In the postwar decades, then, Watt found a meagre purchase on new modes prevailing in international engagement. While selling Chamber’s Encyclopedia door-to-door in 1951, he was drawn into conversation by an Australian Security Intelligence Organisation (ASIO) officer to whom he was ‘known’ as once being a ‘figure of interest’, but who now reported he found nothing of note in Watt’s views.[74] When Alan Watt, who had joined a fledging diplomatic corps in 1937, was appointed permanent secretary of the Department of External Affairs in 1950 (returning, it was said, Australia’s diplomacy to the safe hands of a career diplomat), the Daily Telegraph speculated on the possible influence of his older brother, who had ‘spent most of his sixty years as an apostle for international understanding’. It was not a link Alan made himself: Ray does not appear in his memoirs.[75]
What can be made of these contrasts across three decades, symbolised poignantly in the different circumstances of these two brothers: a parable of the talents? If one appeal of transnational history is to enable an appreciation of opportunities that exist when categories predetermined by national themes are suspended, Ray Watt—in his activism if not mobility—gives us one such narrative. Further, his experience prompts questioning of how concepts of the international are shaped. What gains legitimacy in that field and connects it with our sense of ourselves? A meeting with prayers, a radio talk or a pageant at the Trocadero are very distant from the ‘conspicuous compassion’ of ‘Live Aid’ and the shock and awe of CNN. Both are, however, performances of a kind, even if the last is managed through a television remote control that regulates for us (in Graeme Turner’s words) a world of ‘ubiquity that seems to displace geography altogether’ and put in its place ‘a generic corporate professionalism’ in covering the world.[76] Dying of cancer in 1967, Watt gratefully accepted financial support from the Australian Journalists Association, of which he had long been a proud member. In his letter of thanks, he noted that while radio had stimulated open discussion, ‘whoever controls television will sooner or later control governments’.[77] For all his archaism, Watt can continue to prompt reflection on what shapes the ways we enact the international, and what these modes enable or deny.

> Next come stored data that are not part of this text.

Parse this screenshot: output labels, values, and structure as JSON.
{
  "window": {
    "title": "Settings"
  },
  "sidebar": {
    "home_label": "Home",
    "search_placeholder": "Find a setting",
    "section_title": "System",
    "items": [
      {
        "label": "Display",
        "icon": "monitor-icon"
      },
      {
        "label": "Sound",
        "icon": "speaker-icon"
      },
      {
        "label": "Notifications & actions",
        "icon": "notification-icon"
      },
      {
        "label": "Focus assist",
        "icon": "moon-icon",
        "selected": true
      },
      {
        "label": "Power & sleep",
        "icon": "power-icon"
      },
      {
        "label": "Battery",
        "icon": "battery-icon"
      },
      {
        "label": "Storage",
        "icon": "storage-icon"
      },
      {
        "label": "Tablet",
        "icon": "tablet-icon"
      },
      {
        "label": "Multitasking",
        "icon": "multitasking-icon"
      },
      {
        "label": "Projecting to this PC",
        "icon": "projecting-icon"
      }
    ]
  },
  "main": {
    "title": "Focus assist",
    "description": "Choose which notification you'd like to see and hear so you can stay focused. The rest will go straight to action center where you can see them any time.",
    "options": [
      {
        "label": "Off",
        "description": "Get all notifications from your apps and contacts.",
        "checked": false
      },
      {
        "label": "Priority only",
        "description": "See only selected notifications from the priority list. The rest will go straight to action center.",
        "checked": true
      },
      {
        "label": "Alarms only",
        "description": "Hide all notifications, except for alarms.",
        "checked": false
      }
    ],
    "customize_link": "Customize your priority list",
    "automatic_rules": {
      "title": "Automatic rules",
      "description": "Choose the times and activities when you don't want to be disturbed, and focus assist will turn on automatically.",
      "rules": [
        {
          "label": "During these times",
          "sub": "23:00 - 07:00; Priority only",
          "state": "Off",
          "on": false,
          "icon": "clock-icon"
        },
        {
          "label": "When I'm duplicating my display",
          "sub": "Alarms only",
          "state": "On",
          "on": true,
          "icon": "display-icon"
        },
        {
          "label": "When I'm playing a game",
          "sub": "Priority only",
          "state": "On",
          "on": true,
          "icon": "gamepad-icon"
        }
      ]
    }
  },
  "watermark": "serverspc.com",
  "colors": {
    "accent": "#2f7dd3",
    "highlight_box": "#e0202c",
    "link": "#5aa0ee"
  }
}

[72] References and testimonials in ‘Office of Education, Applications for Positions’, National Archives of Australia (hereafter NAA), A1361/1 34/11/4, Part 784; typescript, Watt Papers, NLA, Mss 1923, Box 13, unnumbered folder.
[73] Correspondence and clippings in Watt Papers, NLA, Mss 1923, Box 11, Folder mislabelled ‘WEA 1948’.

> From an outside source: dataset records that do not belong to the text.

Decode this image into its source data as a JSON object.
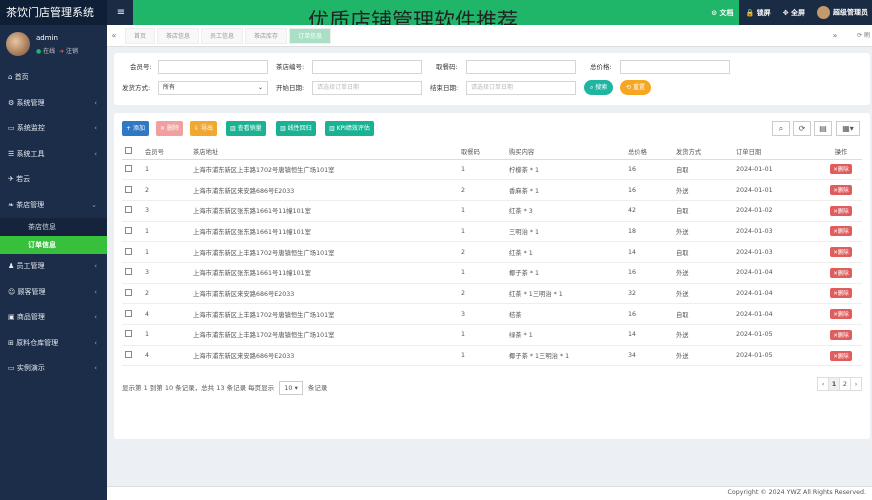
{
  "app": {
    "brand": "茶饮门店管理系统",
    "overlay_title": "优质店铺管理软件推荐"
  },
  "header": {
    "links": [
      "文档",
      "锁屏",
      "全屏",
      "超级管理员"
    ]
  },
  "user": {
    "name": "admin",
    "online": "在线",
    "logout": "注销"
  },
  "sidebar": {
    "items": [
      {
        "icon": "home-icon",
        "label": "首页",
        "caret": ""
      },
      {
        "icon": "gear-icon",
        "label": "系统管理",
        "caret": "‹"
      },
      {
        "icon": "monitor-icon",
        "label": "系统监控",
        "caret": "‹"
      },
      {
        "icon": "toolbox-icon",
        "label": "系统工具",
        "caret": "‹"
      },
      {
        "icon": "plane-icon",
        "label": "若云",
        "caret": ""
      },
      {
        "icon": "leaf-icon",
        "label": "茶店管理",
        "caret": "⌄"
      }
    ],
    "sub": [
      "茶店信息",
      "订单信息"
    ],
    "items2": [
      {
        "icon": "users-icon",
        "label": "员工管理",
        "caret": "‹"
      },
      {
        "icon": "customers-icon",
        "label": "顾客管理",
        "caret": "‹"
      },
      {
        "icon": "goods-icon",
        "label": "商品管理",
        "caret": "‹"
      },
      {
        "icon": "warehouse-icon",
        "label": "原料仓库管理",
        "caret": "‹"
      },
      {
        "icon": "demo-icon",
        "label": "实例演示",
        "caret": "‹"
      }
    ]
  },
  "tabs": [
    "首页",
    "茶店信息",
    "员工信息",
    "茶店库存",
    "订单信息"
  ],
  "search": {
    "member_label": "会员号:",
    "shop_label": "茶店编号:",
    "code_label": "取餐码:",
    "total_label": "总价格:",
    "delivery_label": "发货方式:",
    "delivery_value": "所有",
    "start_label": "开始日期:",
    "start_placeholder": "请选择订单日期",
    "end_label": "结束日期:",
    "end_placeholder": "请选择订单日期",
    "search_btn": "搜索",
    "reset_btn": "重置"
  },
  "toolbar": [
    "添加",
    "删除",
    "导出",
    "查看销量",
    "线性回归",
    "KPI绩效评估"
  ],
  "table": {
    "headers": [
      "会员号",
      "茶店地址",
      "取餐码",
      "购买内容",
      "总价格",
      "发货方式",
      "订单日期",
      "操作"
    ],
    "rows": [
      [
        "1",
        "上海市浦东新区上丰路1702号唐镇恒生广场101室",
        "1",
        "柠檬茶 * 1",
        "16",
        "自取",
        "2024-01-01"
      ],
      [
        "2",
        "上海市浦东新区来安路686号E2033",
        "2",
        "香麻茶 * 1",
        "16",
        "外送",
        "2024-01-01"
      ],
      [
        "3",
        "上海市浦东新区张东路1661号11幢101室",
        "1",
        "红茶 * 3",
        "42",
        "自取",
        "2024-01-02"
      ],
      [
        "1",
        "上海市浦东新区张东路1661号11幢101室",
        "1",
        "三明治 * 1",
        "18",
        "外送",
        "2024-01-03"
      ],
      [
        "1",
        "上海市浦东新区上丰路1702号唐镇恒生广场101室",
        "2",
        "红茶 * 1",
        "14",
        "自取",
        "2024-01-03"
      ],
      [
        "3",
        "上海市浦东新区张东路1661号11幢101室",
        "1",
        "椰子茶 * 1",
        "16",
        "外送",
        "2024-01-04"
      ],
      [
        "2",
        "上海市浦东新区来安路686号E2033",
        "2",
        "红茶 * 1三明治 * 1",
        "32",
        "外送",
        "2024-01-04"
      ],
      [
        "4",
        "上海市浦东新区上丰路1702号唐镇恒生广场101室",
        "3",
        "桔茶",
        "16",
        "自取",
        "2024-01-04"
      ],
      [
        "1",
        "上海市浦东新区上丰路1702号唐镇恒生广场101室",
        "1",
        "绿茶 * 1",
        "14",
        "外送",
        "2024-01-05"
      ],
      [
        "4",
        "上海市浦东新区来安路686号E2033",
        "1",
        "椰子茶 * 1三明治 * 1",
        "34",
        "外送",
        "2024-01-05"
      ]
    ],
    "delete_label": "删除"
  },
  "pager": {
    "summary": "显示第 1 到第 10 条记录，总共 13 条记录 每页显示",
    "size": "10",
    "suffix": "条记录",
    "pages": [
      "‹",
      "1",
      "2",
      "›"
    ]
  },
  "footer": "Copyright © 2024 YWZ All Rights Reserved."
}
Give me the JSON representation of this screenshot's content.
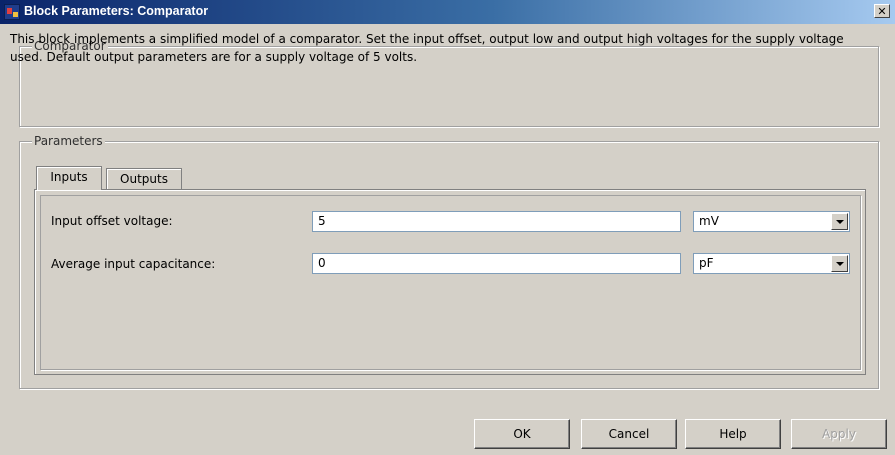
{
  "window": {
    "title": "Block Parameters: Comparator",
    "close_glyph": "✕"
  },
  "description_group": {
    "legend": "Comparator",
    "text": "This block implements a simplified model of a comparator. Set the input offset, output low and output high voltages for the supply voltage used. Default output parameters are for a supply voltage of 5 volts."
  },
  "parameters_group": {
    "legend": "Parameters",
    "tabs": [
      {
        "label": "Inputs",
        "active": true
      },
      {
        "label": "Outputs",
        "active": false
      }
    ],
    "fields": [
      {
        "label": "Input offset voltage:",
        "value": "5",
        "unit": "mV"
      },
      {
        "label": "Average input capacitance:",
        "value": "0",
        "unit": "pF"
      }
    ]
  },
  "buttons": {
    "ok": "OK",
    "cancel": "Cancel",
    "help": "Help",
    "apply": "Apply"
  },
  "icons": {
    "window_icon": "simulink-block-icon",
    "close": "close-icon",
    "dropdown": "chevron-down-icon"
  }
}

[74] ‘Watt, Raymond Gosford’, Miscellaneous Papers, NAA, AA 6119/90.
[75] Watt, Alan 1972, Australian Diplomat: Memoirs of Sir Alan Watt, Sydney. Watt does allow, in his interview with Bruce Miller, that Ray ‘maintained a deep interest in foreign affairs and under other circumstances would have made some mark, I think, in that field’ (NLA, TRC 306, p. 3).
[76] Turner, Graeme 2005, Ending the Affair: The decline of television current affairs in Australia, Sydney, pp. 126–7.
[77] Letter to President, NSW Branch of the Australian Journalists Association, 1 March 1967, Watt Papers, NLA, 1535, Box 1c.